The Universal Grammar (UG ) is a basic in some theories of linguistics assumption, which postulates that all (human) languages ​​common grammatical principles followed and that these principles are innate to all people. Noam Chomsky is one of the founders and the most famous representative of the adoption of the Universal Grammar. The term universal grammar is strictly distinguished from the universals.

Within the framework of generative transformational grammar you went there for a long time assumed that the universal grammar only consists of a set of rules that allowed children to create hypotheses about possible underlying grammars during language acquisition on the basis of their disposal verbal input and this to evaluate (see also Language Acquisition Device). This view was abandoned during the development of the so-called principles - and - parameters theory; whose basic assumption is essentially that all natural languages ​​the same grammatical rules are based. So must in language acquisition is no longer the one language underlying grammatical principles are self-taught ( because they are always the same and the knowledge about innate ), but it only has the expression of certain linguistic parameters (such as Head -first versus Head load ) are detected. In more recent syntactic theories beyond is usually assumed that linguistic variation is completely restricted to the lexicon - ie grammatical parameters only affect the functional properties of lexical elements, and language acquisition as a whole can be reduced to lexicon acquisition. Chomsky now appeals to the fact that the core of the human language faculty contains only the recursion, since this is the only ( associated with language ) ability that only humans possess (language ability in the narrower sense). The ability to speak in a broad sense comprising, for example, then the sensory-motor system comprising, inter alia, the telephone set.

Of fundamental importance is the universal grammar in optimality theory. All there postulated restrictions are to be regarded as part of universal grammar. Linguistic differences arise by acceptance of the weighting of the individual restrictions.
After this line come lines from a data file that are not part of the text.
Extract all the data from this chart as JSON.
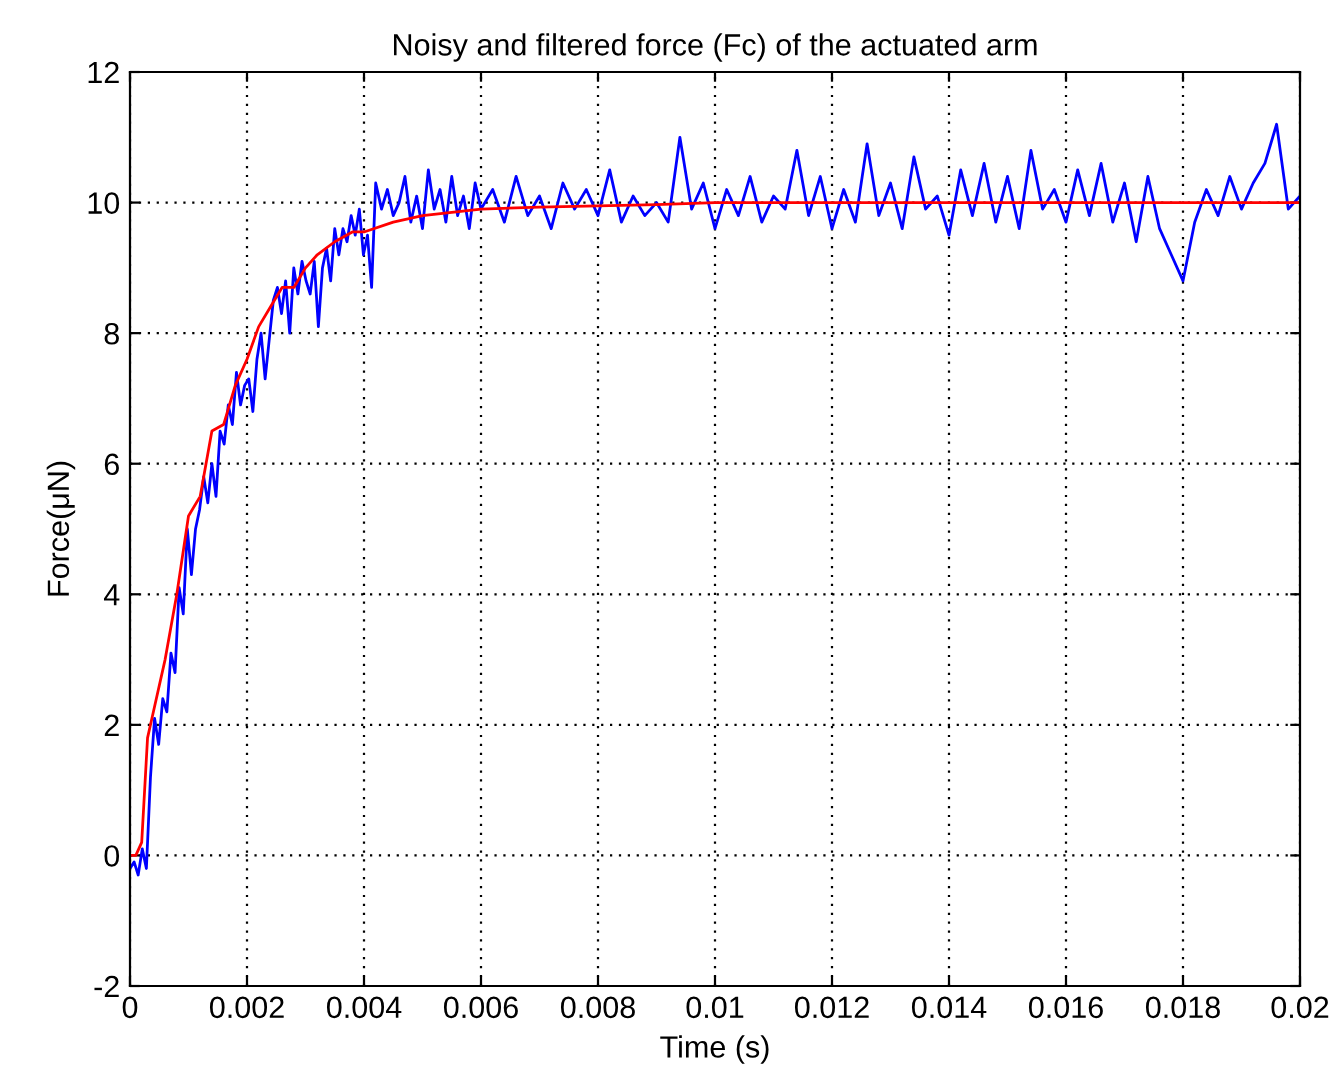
{
  "chart_data": {
    "type": "line",
    "title": "Noisy and filtered force (Fc) of the actuated arm",
    "xlabel": "Time (s)",
    "ylabel": "Force(μN)",
    "xlim": [
      0,
      0.02
    ],
    "xticks": [
      0,
      0.002,
      0.004,
      0.006,
      0.008,
      0.01,
      0.012,
      0.014,
      0.016,
      0.018,
      0.02
    ],
    "ylim": [
      -2,
      12
    ],
    "yticks": [
      -2,
      0,
      2,
      4,
      6,
      8,
      10,
      12
    ],
    "grid": true,
    "marker": "none",
    "line_style": "solid",
    "series": [
      {
        "color": "#0000ff",
        "x": [
          0,
          7e-05,
          0.00014,
          0.00021,
          0.00028,
          0.00035,
          0.00042,
          0.00049,
          0.00056,
          0.00063,
          0.0007,
          0.00077,
          0.00084,
          0.00091,
          0.00098,
          0.00105,
          0.00112,
          0.00119,
          0.00126,
          0.00133,
          0.0014,
          0.00147,
          0.00154,
          0.00161,
          0.00168,
          0.00175,
          0.00182,
          0.00189,
          0.00196,
          0.00203,
          0.0021,
          0.00217,
          0.00224,
          0.00231,
          0.00238,
          0.00245,
          0.00252,
          0.00259,
          0.00266,
          0.00273,
          0.0028,
          0.00287,
          0.00294,
          0.00301,
          0.00308,
          0.00315,
          0.00322,
          0.00329,
          0.00336,
          0.00343,
          0.0035,
          0.00357,
          0.00364,
          0.00371,
          0.00378,
          0.00385,
          0.00392,
          0.00399,
          0.00406,
          0.00413,
          0.0042,
          0.0043,
          0.0044,
          0.0045,
          0.0046,
          0.0047,
          0.0048,
          0.0049,
          0.005,
          0.0051,
          0.0052,
          0.0053,
          0.0054,
          0.0055,
          0.0056,
          0.0057,
          0.0058,
          0.0059,
          0.006,
          0.0062,
          0.0064,
          0.0066,
          0.0068,
          0.007,
          0.0072,
          0.0074,
          0.0076,
          0.0078,
          0.008,
          0.0082,
          0.0084,
          0.0086,
          0.0088,
          0.009,
          0.0092,
          0.0094,
          0.0096,
          0.0098,
          0.01,
          0.0102,
          0.0104,
          0.0106,
          0.0108,
          0.011,
          0.0112,
          0.0114,
          0.0116,
          0.0118,
          0.012,
          0.0122,
          0.0124,
          0.0126,
          0.0128,
          0.013,
          0.0132,
          0.0134,
          0.0136,
          0.0138,
          0.014,
          0.0142,
          0.0144,
          0.0146,
          0.0148,
          0.015,
          0.0152,
          0.0154,
          0.0156,
          0.0158,
          0.016,
          0.0162,
          0.0164,
          0.0166,
          0.0168,
          0.017,
          0.0172,
          0.0174,
          0.0176,
          0.0178,
          0.018,
          0.0182,
          0.0184,
          0.0186,
          0.0188,
          0.019,
          0.0192,
          0.0194,
          0.0196,
          0.0198,
          0.02
        ],
        "values": [
          -0.2,
          -0.1,
          -0.3,
          0.1,
          -0.2,
          1.2,
          2.1,
          1.7,
          2.4,
          2.2,
          3.1,
          2.8,
          4.1,
          3.7,
          5.0,
          4.3,
          5.0,
          5.3,
          5.8,
          5.4,
          6.0,
          5.5,
          6.5,
          6.3,
          6.9,
          6.6,
          7.4,
          6.9,
          7.2,
          7.3,
          6.8,
          7.6,
          8.0,
          7.3,
          7.9,
          8.5,
          8.7,
          8.3,
          8.8,
          8.0,
          9.0,
          8.6,
          9.1,
          8.8,
          8.6,
          9.1,
          8.1,
          9.0,
          9.3,
          8.8,
          9.6,
          9.2,
          9.6,
          9.4,
          9.8,
          9.5,
          9.9,
          9.2,
          9.5,
          8.7,
          10.3,
          9.9,
          10.2,
          9.8,
          10.0,
          10.4,
          9.7,
          10.1,
          9.6,
          10.5,
          9.9,
          10.2,
          9.7,
          10.4,
          9.8,
          10.1,
          9.6,
          10.3,
          9.9,
          10.2,
          9.7,
          10.4,
          9.8,
          10.1,
          9.6,
          10.3,
          9.9,
          10.2,
          9.8,
          10.5,
          9.7,
          10.1,
          9.8,
          10.0,
          9.7,
          11.0,
          9.9,
          10.3,
          9.6,
          10.2,
          9.8,
          10.4,
          9.7,
          10.1,
          9.9,
          10.8,
          9.8,
          10.4,
          9.6,
          10.2,
          9.7,
          10.9,
          9.8,
          10.3,
          9.6,
          10.7,
          9.9,
          10.1,
          9.5,
          10.5,
          9.8,
          10.6,
          9.7,
          10.4,
          9.6,
          10.8,
          9.9,
          10.2,
          9.7,
          10.5,
          9.8,
          10.6,
          9.7,
          10.3,
          9.4,
          10.4,
          9.6,
          9.2,
          8.8,
          9.7,
          10.2,
          9.8,
          10.4,
          9.9,
          10.3,
          10.6,
          11.2,
          9.9,
          10.1
        ]
      },
      {
        "color": "#ff0000",
        "x": [
          0,
          0.0001,
          0.0002,
          0.0003,
          0.0004,
          0.0006,
          0.0008,
          0.001,
          0.0012,
          0.0014,
          0.0016,
          0.0018,
          0.002,
          0.0022,
          0.0024,
          0.0026,
          0.0028,
          0.003,
          0.0032,
          0.0035,
          0.0038,
          0.004,
          0.0045,
          0.005,
          0.0055,
          0.006,
          0.007,
          0.008,
          0.009,
          0.01,
          0.02
        ],
        "values": [
          0,
          0,
          0.2,
          1.8,
          2.2,
          3.0,
          4.0,
          5.2,
          5.5,
          6.5,
          6.6,
          7.2,
          7.6,
          8.1,
          8.4,
          8.7,
          8.7,
          9.0,
          9.2,
          9.4,
          9.55,
          9.55,
          9.7,
          9.8,
          9.85,
          9.9,
          9.93,
          9.95,
          9.97,
          10.0,
          10.0
        ]
      }
    ]
  }
}
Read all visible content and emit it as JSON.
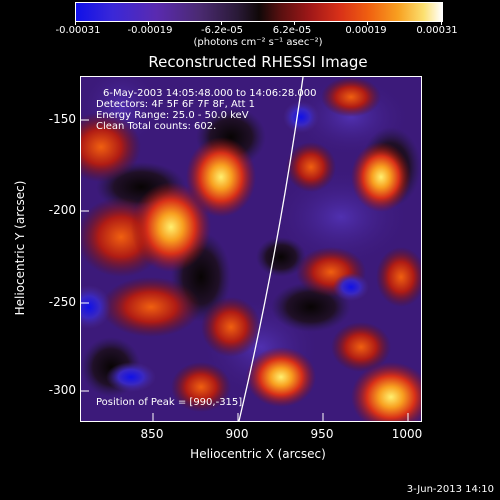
{
  "colorbar": {
    "tick_labels": [
      "-0.00031",
      "-0.00019",
      "-6.2e-05",
      "6.2e-05",
      "0.00019",
      "0.00031"
    ],
    "unit_label": "(photons cm⁻² s⁻¹ asec⁻²)"
  },
  "title": "Reconstructed RHESSI Image",
  "info": {
    "time_range": "6-May-2003 14:05:48.000 to 14:06:28.000",
    "detectors": "Detectors: 4F 5F 6F 7F 8F, Att 1",
    "energy_range": "Energy Range: 25.0 - 50.0 keV",
    "clean": "Clean    Total counts: 602.",
    "peak": "Position of Peak = [990,-315]"
  },
  "axes": {
    "xlabel": "Heliocentric X (arcsec)",
    "ylabel": "Heliocentric Y (arcsec)",
    "xticks": [
      "850",
      "900",
      "950",
      "1000"
    ],
    "yticks": [
      "-150",
      "-200",
      "-250",
      "-300"
    ]
  },
  "timestamp": "3-Jun-2013 14:10",
  "colors": {
    "background": "#000000",
    "map_base": "#3c1a7a",
    "limb_line": "#ffffff"
  }
}
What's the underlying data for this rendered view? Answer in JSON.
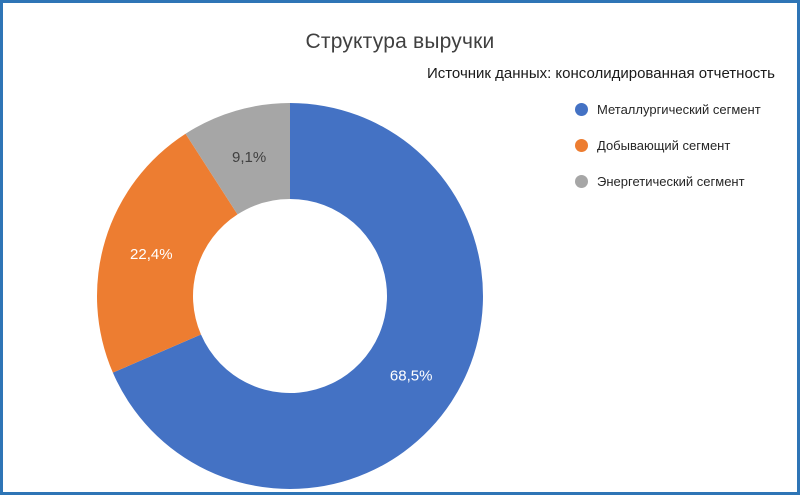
{
  "chart_data": {
    "type": "pie",
    "donut": true,
    "title": "Структура выручки",
    "subtitle": "Источник данных: консолидированная отчетность",
    "legend_position": "right",
    "categories": [
      "Металлургический сегмент",
      "Добывающий сегмент",
      "Энергетический сегмент"
    ],
    "values": [
      68.5,
      22.4,
      9.1
    ],
    "value_labels": [
      "68,5%",
      "22,4%",
      "9,1%"
    ],
    "colors": [
      "#4472c4",
      "#ed7d31",
      "#a6a6a6"
    ],
    "value_label_colors": [
      "#ffffff",
      "#ffffff",
      "#404040"
    ],
    "start_angle_deg": 0,
    "direction": "clockwise"
  },
  "frame": {
    "border_color": "#2e75b6",
    "background": "#ffffff"
  }
}
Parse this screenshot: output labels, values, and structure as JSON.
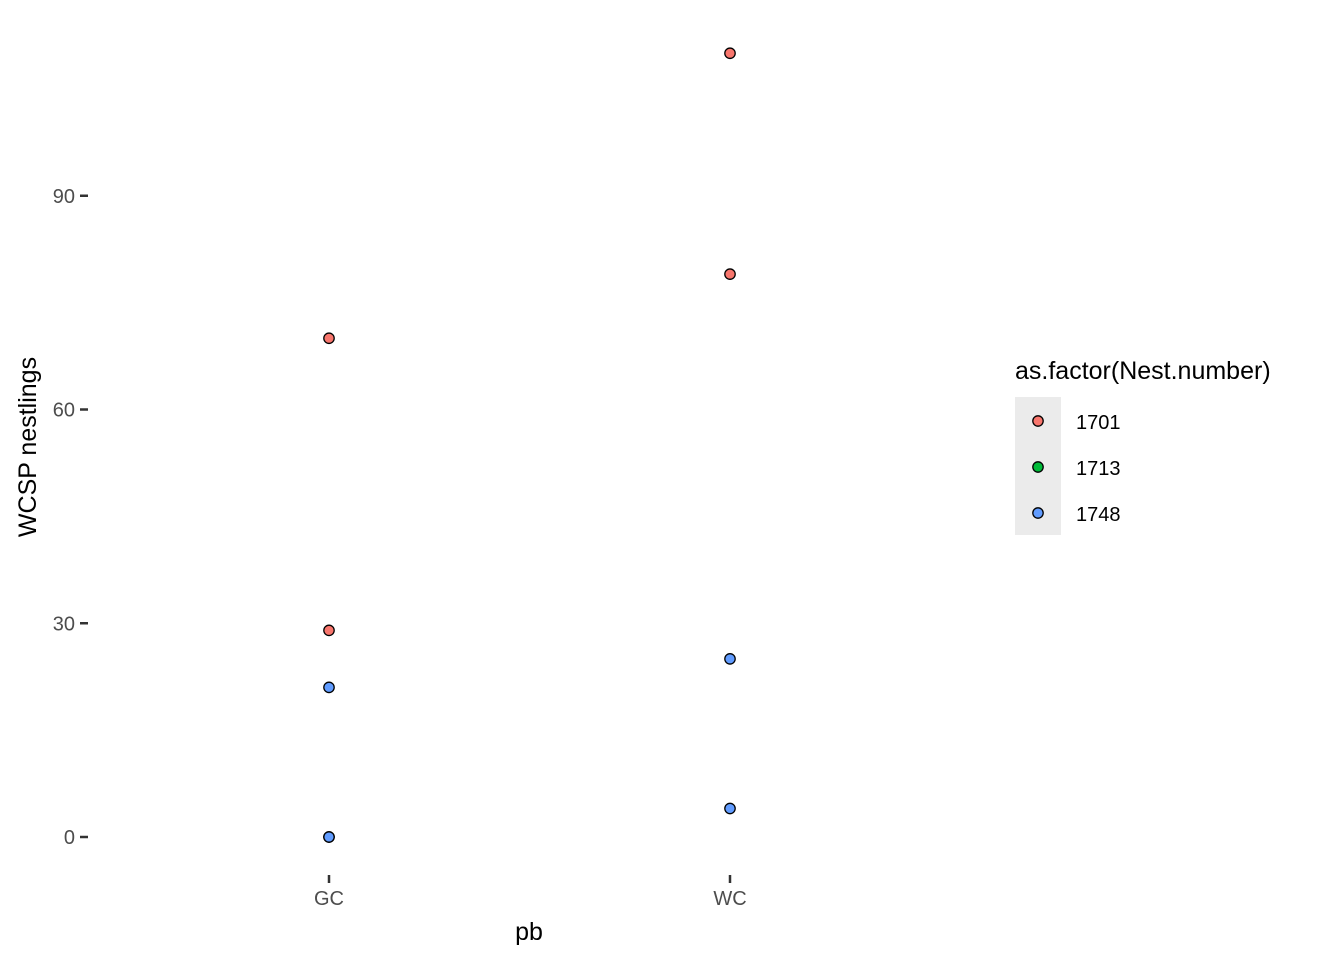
{
  "chart_data": {
    "type": "scatter",
    "title": "",
    "xlabel": "pb",
    "ylabel": "WCSP nestlings",
    "categories": [
      "GC",
      "WC"
    ],
    "yticks": [
      0,
      30,
      60,
      90
    ],
    "ylim": [
      -5.5,
      115.5
    ],
    "grid": false,
    "legend": {
      "title": "as.factor(Nest.number)",
      "position": "right",
      "entries": [
        {
          "label": "1701",
          "color": "#F8766D"
        },
        {
          "label": "1713",
          "color": "#00BA38"
        },
        {
          "label": "1748",
          "color": "#619CFF"
        }
      ]
    },
    "series": [
      {
        "name": "1701",
        "color": "#F8766D",
        "points": [
          {
            "x": "GC",
            "y": 70
          },
          {
            "x": "GC",
            "y": 29
          },
          {
            "x": "WC",
            "y": 110
          },
          {
            "x": "WC",
            "y": 79
          }
        ]
      },
      {
        "name": "1713",
        "color": "#00BA38",
        "points": [
          {
            "x": "GC",
            "y": 0
          }
        ]
      },
      {
        "name": "1748",
        "color": "#619CFF",
        "points": [
          {
            "x": "GC",
            "y": 21
          },
          {
            "x": "GC",
            "y": 0
          },
          {
            "x": "WC",
            "y": 25
          },
          {
            "x": "WC",
            "y": 4
          }
        ]
      }
    ]
  }
}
Critique of the concept of universal grammar is, inter alia, of behavioral side. At issue is not whether linguistic behavior has both ontogenetic and phylogenetic conditions, but if there must be an innate mechanism that limits the arrangement of elementary linguistic behavior. All arguments which would led to an innate grammar into the field merely confirmed that the ability to speak for the individual useful (ie, a survival benefit ) is. They did not justify a universal grammar and they did not explain why an organism would have a disadvantage in the struggle for survival, if he did not keep to certain rules of grammar. In addition, animals (Stare ) seem to have the skills that previously were considered universal feature only the human language faculty.

Stephen C. Levinson and Nicholas Evans criticize that very many different models of universal grammar are used in generative linguistics and their defenders to pick out from these different models and approaches each required for their position parts. Thus, it is not possible to formulate a coherent alternative hypothesis and test.

Michael Tomasello believes that the adoption of a universal grammar is unnecessary because the language acquisition by general learning processes and the development of social-cognitive skills ( such as joint attention, or the capabilities, intentions of other actors capture ) can be explained. He also criticized the fact that there is no agreement on what is to contain the universal grammar.

With its claim that the Pirahã language is a counterexample to the Chomsky 's universal grammar, as there is no recursion (and hence also embedded sentences ) give in it, the linguist Daniel Everett has attracted some attention. He bases this mainly with the nature of the culture of the Pirahã, which is fixed exclusively on the present: the Pirahã have no creation myths, to tell stories and usually do not remember the dead. His statements, however, were strongly criticized and it was a faulty analysis of the speech data accused. Thus, this is indeed a famous, but also very controversial counterexample.

Christiansen and Chater (2008) have argued that a biological, ie genetic, deterministic universal grammar is evolutionarily implausible, because language change is progressing much faster than genetic change. Language thus provides a " moving target " and does not represent robust development environment for potential language genes. The original language must be at the beginning of a cultural product with high variability have been, and it is through evolutionary mechanisms can not be explained, as should have been genetically fixed. The human brain is thus not adapted to language (as it is assumed in Chomsky's tradition ): the UG principles are arbitrary, ie they are not related to cognitive principles or mechanisms of learning, but language is adapted to the brain; it is formed by general learning mechanisms and processing preferences, to exercise the adaptive constraints on language. Language is regarded as " Organism ", which in the course of evolution always better to its environment, where the human brain adapts. With this view, it is easier to explain why linguistic structures are so complex and yet to learn: language follows the general cognitive principles and is shaped so that it is easy to apply as possible. Christiansen and Chater do not exclude that language had an impact on the evolution of hominids ( good language skills could have increased reproductive success ), but emphasize that the need for language to adapt to the human brain, is much greater than the constraints on human to use language. Language use is only one of many adaptive constraints that affect people, while language is the only adaptive constraint is the ( possible slight ) learning and processing by the human brain.